Heatmap(as.matrix(t(scale(t(GlycoGeneTPM)))),col=col_tpm,
name = "z-score",row_names_gp=gpar(fontsize = 6),
height = unit(5, "cm"),width = unit(8, "cm"))
Let us try to group COVID19 samples and Healthy samples together. For this purpose we need to add the sample annotaion on the heatmap
library(circlize)
library(ComplexHeatmap)
# Define the color range
col_tpm = colorRamp2(c(2,1,0.5,0,-0.5,-1,-2),c("#ffff19","#99990f","#4c4c07","white","#203470","#3454b4","#4169e1"))
chrt=read.delim("Design.txt",row.names = 1)
#Lets remove columns except Group.
chrt$Age=NULL
chrt$Gender=NULL
chrt$BMI=NULL
chrt_anno = HeatmapAnnotation(df = chrt, simple_anno_size = unit(0.2, "cm"),annotation_name_side = "left",
annotation_name_gp = gpar(fontsize = 0),
annotation_legend_param = list(grid_width = unit(0.3, "cm"),
grid_height = unit(0.3, "cm"),
title_gp = gpar(fontsize = 8),
labels_gp = gpar(fontsize = 8)),
col = list(Group=c("COVID19"="#ffa500","Healthy"="#4682b4")))
Heatmap(as.matrix(t(scale(t(GlycoGeneTPM)))),col=col_tpm,top_annotation = chrt_anno,
column_split = chrt$Group,
name = "z-score",row_names_gp=gpar(fontsize = 6),
height = unit(5, "cm"),width = unit(8, "cm"))
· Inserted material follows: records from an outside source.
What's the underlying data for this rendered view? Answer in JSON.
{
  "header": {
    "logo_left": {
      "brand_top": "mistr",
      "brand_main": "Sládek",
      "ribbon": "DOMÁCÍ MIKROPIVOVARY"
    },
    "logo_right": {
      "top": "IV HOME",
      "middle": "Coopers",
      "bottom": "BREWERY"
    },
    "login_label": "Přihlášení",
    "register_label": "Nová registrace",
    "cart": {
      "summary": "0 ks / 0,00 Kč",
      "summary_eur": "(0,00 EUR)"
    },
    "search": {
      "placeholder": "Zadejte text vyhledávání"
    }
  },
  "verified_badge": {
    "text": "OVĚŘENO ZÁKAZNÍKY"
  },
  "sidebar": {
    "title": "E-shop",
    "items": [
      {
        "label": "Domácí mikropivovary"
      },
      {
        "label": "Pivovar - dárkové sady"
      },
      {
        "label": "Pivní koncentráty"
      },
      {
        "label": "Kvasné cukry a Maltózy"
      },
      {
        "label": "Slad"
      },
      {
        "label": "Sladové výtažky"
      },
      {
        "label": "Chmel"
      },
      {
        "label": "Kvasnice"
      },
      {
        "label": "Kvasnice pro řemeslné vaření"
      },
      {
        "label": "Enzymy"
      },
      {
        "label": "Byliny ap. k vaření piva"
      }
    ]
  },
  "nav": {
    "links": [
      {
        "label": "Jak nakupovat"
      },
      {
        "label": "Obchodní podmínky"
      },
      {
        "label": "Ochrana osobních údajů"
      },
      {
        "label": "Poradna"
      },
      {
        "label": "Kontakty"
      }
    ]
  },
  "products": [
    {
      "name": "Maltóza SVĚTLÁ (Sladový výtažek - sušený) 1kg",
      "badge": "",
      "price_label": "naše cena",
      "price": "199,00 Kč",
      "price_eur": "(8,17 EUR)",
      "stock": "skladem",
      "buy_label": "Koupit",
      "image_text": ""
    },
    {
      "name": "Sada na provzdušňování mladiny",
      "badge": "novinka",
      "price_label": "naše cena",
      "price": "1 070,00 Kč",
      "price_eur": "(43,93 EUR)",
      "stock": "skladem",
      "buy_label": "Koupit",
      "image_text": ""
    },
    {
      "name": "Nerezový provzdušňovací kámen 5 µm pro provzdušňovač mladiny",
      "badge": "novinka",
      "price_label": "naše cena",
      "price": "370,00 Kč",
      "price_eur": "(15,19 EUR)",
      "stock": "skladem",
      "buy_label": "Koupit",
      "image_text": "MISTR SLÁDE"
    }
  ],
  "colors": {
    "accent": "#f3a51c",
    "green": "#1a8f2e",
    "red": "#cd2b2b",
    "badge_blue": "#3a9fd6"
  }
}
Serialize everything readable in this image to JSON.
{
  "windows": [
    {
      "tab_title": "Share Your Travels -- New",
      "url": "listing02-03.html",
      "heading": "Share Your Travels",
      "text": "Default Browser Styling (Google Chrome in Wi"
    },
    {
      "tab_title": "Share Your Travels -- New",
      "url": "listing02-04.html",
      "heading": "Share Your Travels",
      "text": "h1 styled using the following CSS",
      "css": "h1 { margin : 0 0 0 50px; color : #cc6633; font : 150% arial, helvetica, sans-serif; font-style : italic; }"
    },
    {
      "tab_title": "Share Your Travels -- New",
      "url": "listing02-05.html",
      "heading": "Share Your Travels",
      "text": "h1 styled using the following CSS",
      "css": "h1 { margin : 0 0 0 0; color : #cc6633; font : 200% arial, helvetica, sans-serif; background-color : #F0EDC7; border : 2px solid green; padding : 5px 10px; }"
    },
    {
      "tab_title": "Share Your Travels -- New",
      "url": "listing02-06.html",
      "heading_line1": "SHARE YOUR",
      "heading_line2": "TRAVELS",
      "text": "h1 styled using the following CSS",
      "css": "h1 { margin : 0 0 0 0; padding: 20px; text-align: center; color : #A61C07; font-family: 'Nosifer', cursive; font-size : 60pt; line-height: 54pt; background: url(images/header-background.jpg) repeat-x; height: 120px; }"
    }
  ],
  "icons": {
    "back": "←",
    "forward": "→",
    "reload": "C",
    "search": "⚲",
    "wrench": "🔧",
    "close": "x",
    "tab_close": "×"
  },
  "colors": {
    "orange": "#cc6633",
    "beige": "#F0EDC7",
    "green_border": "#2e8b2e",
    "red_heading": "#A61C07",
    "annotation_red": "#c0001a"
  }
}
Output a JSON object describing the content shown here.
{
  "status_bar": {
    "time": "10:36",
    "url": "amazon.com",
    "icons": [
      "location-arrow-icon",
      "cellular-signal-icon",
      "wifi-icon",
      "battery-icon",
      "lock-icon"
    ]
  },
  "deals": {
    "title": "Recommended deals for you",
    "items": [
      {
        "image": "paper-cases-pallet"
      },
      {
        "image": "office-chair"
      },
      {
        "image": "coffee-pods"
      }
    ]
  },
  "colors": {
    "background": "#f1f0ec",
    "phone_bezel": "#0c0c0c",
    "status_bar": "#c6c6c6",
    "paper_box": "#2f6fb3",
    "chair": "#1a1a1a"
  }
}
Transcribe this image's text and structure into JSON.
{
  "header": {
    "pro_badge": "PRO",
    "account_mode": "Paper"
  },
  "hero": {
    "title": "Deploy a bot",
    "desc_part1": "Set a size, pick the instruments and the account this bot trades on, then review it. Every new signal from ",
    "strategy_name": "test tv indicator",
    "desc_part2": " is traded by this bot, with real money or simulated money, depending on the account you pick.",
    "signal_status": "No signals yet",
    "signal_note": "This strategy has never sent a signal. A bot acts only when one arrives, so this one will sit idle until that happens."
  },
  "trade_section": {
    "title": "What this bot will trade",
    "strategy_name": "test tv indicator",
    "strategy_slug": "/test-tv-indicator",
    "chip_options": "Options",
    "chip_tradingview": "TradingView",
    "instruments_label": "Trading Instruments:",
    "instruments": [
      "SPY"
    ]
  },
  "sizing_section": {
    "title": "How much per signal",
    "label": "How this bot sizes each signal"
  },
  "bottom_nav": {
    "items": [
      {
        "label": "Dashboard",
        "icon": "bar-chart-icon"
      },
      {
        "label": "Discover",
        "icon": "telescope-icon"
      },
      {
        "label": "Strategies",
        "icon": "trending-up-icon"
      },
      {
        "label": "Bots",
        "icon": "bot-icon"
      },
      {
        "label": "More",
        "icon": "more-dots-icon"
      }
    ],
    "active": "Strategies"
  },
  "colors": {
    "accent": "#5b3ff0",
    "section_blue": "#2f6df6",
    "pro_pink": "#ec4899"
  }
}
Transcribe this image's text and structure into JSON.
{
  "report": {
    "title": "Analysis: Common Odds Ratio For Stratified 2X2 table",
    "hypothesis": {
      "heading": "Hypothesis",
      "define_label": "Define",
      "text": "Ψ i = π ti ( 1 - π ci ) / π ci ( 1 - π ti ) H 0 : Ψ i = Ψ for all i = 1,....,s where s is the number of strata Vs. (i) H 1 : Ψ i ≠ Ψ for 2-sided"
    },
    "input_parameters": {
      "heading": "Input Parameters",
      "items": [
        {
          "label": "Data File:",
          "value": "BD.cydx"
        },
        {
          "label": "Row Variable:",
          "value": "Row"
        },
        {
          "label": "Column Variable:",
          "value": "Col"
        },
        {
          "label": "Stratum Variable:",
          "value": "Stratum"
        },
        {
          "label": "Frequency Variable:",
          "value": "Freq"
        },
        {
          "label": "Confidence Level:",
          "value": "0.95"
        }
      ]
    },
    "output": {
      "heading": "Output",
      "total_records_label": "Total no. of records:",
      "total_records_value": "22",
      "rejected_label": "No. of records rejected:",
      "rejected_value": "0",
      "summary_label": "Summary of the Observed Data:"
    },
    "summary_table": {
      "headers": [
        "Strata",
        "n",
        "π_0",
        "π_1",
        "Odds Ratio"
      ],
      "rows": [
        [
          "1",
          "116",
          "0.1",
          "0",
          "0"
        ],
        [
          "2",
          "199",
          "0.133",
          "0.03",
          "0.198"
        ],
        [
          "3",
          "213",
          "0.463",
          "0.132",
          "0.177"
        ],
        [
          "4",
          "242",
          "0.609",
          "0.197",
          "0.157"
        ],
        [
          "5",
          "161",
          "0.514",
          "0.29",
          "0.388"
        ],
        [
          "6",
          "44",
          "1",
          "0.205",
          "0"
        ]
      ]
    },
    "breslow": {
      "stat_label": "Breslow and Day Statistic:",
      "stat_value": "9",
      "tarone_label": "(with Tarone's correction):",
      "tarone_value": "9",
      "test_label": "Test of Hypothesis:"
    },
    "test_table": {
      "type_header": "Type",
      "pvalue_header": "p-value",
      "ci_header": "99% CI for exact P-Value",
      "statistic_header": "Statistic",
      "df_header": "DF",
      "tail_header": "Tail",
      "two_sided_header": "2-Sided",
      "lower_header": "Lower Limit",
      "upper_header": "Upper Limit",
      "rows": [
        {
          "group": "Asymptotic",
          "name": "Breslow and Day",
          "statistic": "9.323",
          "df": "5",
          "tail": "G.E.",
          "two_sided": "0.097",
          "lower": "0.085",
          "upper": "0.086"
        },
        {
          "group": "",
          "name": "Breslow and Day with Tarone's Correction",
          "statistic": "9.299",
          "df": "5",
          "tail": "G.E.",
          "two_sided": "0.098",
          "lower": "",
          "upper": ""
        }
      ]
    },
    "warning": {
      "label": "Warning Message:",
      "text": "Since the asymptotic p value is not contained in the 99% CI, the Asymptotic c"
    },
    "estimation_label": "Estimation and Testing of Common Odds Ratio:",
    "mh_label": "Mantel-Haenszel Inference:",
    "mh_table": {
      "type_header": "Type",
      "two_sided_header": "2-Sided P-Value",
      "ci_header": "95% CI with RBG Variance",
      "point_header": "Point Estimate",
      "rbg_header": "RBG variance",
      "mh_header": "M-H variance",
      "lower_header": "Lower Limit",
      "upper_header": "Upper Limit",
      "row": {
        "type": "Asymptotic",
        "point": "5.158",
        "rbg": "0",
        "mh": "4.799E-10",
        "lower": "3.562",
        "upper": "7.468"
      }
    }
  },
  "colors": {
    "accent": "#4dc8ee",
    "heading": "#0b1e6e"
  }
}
If you want to remove the sample IDs,
library(circlize)
library(ComplexHeatmap)
# Define the color range
col_tpm = colorRamp2(c(2,1,0.5,0,-0.5,-1,-2),c("#ffff19","#99990f","#4c4c07","white","#203470","#3454b4","#4169e1"))
chrt=read.delim("Design.txt",row.names = 1)
#Lets remove columns except Group.
chrt$Age=NULL
chrt$Gender=NULL
chrt$BMI=NULL
chrt_anno = HeatmapAnnotation(df = chrt, simple_anno_size = unit(0.2, "cm"),
col = list(Group=c("COVID19"="#ffa500","Healthy"="#4682b4")))
Heatmap(as.matrix(t(scale(t(GlycoGeneTPM)))),col=col_tpm,
top_annotation = chrt_anno,
column_split = chrt$Group,
name = "z-score",row_names_gp=gpar(fontsize = 6),
height = unit(5, "cm"),width = unit(8, "cm"),
show_column_names = FALSE)
What can be interpreted from the heatmap? Does it make sense?